Gorillas also use a submissive expression — gaze averted, body lowered, sometimes with a brief vocalisations — to signal deference to dominant individuals. This submission behaviour is used constantly in gorilla social interactions and allows lower-ranking animals to navigate encounters with higher-ranking ones without triggering conflict. The subtlety of these expressions is apparent to long-term researchers who have spent hundreds of hours observing specific individuals, but requires attention and context to interpret for first-time visitors.
Gestures and Touch
Gorillas use intentional gestures — movements produced specifically to influence the behaviour of another individual — in their communication repertoire. Reach-and-touch gestures signal a desire for grooming or play. Arm swings can direct movement. Head bobs signal play initiation in juveniles. Research on great ape gesture communication has found substantial overlap between gorilla gestures and those of chimpanzees and bonobos, suggesting a shared evolutionary heritage of intentional gestural communication.
Touch is the primary medium of social bonding in gorilla groups. Grooming — one individual carefully parting the fur of another to remove debris and ectoparasites — serves hygiene but is primarily a social bonding behaviour. Time spent grooming maps onto alliance networks: gorillas who groom each other frequently are typically close social partners. The silverback receives considerable grooming attention, which both maintains alliances with adult females and allows them physical proximity to the dominant male.

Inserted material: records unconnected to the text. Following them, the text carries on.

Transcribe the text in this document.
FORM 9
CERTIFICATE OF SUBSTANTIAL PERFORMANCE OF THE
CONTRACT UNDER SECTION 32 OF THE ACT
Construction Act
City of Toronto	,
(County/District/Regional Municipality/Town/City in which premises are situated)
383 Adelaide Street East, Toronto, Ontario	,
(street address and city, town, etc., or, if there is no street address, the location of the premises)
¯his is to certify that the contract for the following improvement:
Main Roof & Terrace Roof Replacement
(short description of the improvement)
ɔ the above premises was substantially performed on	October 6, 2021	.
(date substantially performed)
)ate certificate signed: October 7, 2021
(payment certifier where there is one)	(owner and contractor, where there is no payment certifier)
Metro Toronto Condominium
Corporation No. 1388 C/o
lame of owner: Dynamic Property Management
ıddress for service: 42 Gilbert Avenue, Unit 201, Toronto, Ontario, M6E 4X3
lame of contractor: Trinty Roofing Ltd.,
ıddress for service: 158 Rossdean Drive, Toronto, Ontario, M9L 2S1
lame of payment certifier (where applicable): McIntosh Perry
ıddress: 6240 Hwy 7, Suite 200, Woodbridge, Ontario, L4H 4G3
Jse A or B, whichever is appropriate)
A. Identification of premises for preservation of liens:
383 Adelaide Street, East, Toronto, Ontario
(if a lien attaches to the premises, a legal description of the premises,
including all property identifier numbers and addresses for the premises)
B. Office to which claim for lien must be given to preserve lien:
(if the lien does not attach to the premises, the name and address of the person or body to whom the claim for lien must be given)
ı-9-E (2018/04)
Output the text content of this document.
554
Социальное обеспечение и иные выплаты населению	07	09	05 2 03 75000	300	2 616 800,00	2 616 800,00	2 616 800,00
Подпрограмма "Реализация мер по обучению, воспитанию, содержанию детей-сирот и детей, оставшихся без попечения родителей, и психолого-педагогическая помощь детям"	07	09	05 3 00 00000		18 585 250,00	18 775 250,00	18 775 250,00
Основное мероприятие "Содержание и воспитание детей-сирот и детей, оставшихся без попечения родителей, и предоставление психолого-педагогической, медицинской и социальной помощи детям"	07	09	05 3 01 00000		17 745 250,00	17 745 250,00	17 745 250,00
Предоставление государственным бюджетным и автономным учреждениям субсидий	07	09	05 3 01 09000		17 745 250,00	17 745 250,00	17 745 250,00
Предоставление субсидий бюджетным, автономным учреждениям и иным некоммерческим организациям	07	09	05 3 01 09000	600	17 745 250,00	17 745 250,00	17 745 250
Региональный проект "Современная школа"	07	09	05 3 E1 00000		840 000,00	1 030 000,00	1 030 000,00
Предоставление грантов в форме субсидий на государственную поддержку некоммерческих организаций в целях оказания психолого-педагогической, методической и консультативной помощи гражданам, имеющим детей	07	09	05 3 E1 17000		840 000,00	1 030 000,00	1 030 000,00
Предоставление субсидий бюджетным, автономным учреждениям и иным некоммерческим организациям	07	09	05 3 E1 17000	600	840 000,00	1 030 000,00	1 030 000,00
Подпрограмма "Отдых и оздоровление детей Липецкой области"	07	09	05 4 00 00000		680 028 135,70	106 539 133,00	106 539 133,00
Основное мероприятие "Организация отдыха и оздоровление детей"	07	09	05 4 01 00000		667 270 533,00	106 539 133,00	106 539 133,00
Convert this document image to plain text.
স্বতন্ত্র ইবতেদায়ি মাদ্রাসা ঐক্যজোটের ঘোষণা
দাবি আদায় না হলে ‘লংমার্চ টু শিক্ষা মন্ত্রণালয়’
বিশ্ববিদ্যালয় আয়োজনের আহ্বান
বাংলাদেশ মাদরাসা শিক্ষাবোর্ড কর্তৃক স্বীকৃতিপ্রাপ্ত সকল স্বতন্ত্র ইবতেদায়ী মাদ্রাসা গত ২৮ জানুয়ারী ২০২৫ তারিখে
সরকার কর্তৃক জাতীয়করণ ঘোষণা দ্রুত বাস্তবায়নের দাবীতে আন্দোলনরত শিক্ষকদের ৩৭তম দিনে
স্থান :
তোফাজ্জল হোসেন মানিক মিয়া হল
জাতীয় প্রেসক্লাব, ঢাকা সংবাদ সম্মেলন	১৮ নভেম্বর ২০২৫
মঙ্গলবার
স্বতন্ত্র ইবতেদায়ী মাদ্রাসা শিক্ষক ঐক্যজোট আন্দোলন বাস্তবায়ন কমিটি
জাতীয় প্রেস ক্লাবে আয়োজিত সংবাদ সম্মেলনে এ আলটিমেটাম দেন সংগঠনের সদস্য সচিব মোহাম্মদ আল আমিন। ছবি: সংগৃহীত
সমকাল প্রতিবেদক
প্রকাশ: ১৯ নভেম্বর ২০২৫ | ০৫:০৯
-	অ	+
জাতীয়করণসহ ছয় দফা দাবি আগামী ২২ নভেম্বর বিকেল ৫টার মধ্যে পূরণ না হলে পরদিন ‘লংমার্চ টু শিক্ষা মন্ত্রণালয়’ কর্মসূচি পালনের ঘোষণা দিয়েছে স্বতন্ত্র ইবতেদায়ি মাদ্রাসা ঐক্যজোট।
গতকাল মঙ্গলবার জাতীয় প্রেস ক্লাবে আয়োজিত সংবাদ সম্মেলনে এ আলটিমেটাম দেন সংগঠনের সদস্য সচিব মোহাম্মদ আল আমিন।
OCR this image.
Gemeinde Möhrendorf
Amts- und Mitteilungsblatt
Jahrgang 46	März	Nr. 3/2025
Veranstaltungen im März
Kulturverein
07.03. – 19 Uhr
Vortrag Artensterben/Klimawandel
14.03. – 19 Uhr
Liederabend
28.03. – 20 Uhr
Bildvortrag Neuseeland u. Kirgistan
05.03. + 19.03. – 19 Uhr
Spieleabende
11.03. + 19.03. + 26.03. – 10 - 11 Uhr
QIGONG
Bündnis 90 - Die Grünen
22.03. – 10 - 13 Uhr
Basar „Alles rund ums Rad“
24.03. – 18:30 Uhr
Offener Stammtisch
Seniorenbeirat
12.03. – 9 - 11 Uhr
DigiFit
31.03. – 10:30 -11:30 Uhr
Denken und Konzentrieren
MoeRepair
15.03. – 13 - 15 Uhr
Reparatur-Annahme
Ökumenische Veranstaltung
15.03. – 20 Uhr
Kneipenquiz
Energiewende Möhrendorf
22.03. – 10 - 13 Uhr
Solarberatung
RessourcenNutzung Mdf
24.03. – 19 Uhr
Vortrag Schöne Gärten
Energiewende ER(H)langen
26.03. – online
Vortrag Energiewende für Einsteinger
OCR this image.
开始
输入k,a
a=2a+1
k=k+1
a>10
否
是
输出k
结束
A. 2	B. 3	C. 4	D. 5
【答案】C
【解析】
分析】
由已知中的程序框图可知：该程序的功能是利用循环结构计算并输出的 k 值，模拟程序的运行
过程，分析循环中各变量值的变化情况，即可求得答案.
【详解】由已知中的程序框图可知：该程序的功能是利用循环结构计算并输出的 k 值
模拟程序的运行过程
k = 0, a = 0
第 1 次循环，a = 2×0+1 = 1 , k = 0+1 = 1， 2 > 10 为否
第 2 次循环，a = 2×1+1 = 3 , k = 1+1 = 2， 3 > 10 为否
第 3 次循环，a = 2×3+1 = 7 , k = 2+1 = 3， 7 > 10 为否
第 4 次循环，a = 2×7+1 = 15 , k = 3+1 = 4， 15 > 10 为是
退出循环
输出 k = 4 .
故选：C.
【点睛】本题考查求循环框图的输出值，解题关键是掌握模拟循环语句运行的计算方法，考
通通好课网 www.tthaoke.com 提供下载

What This Means for Trekkers
Understanding gorilla communication transforms the hour-long visit from passive observation into active comprehension. When you hear a belch vocalisation from a foraging female, you are hearing a content gorilla maintaining social contact with her group. When the silverback shifts posture and holds your group’s gaze for a moment before returning to feeding, he has assessed you and returned a calm verdict. These are not random animal movements — they are communications in a sophisticated system, directed partly at each other and partly, perhaps, at you.
Final Thoughts
Mountain gorilla communication is rich, specific, and scientifically fascinating. Each of the 25+ documented vocalisations carries distinct meaning. Each posture and gesture operates within a social context that experienced researchers can read with considerable precision. For visitors, the encounter is an opportunity to observe — briefly and from a respectful distance — one of the most complex social communication systems in the non-human animal world. The more you understand before you arrive, the more you will see.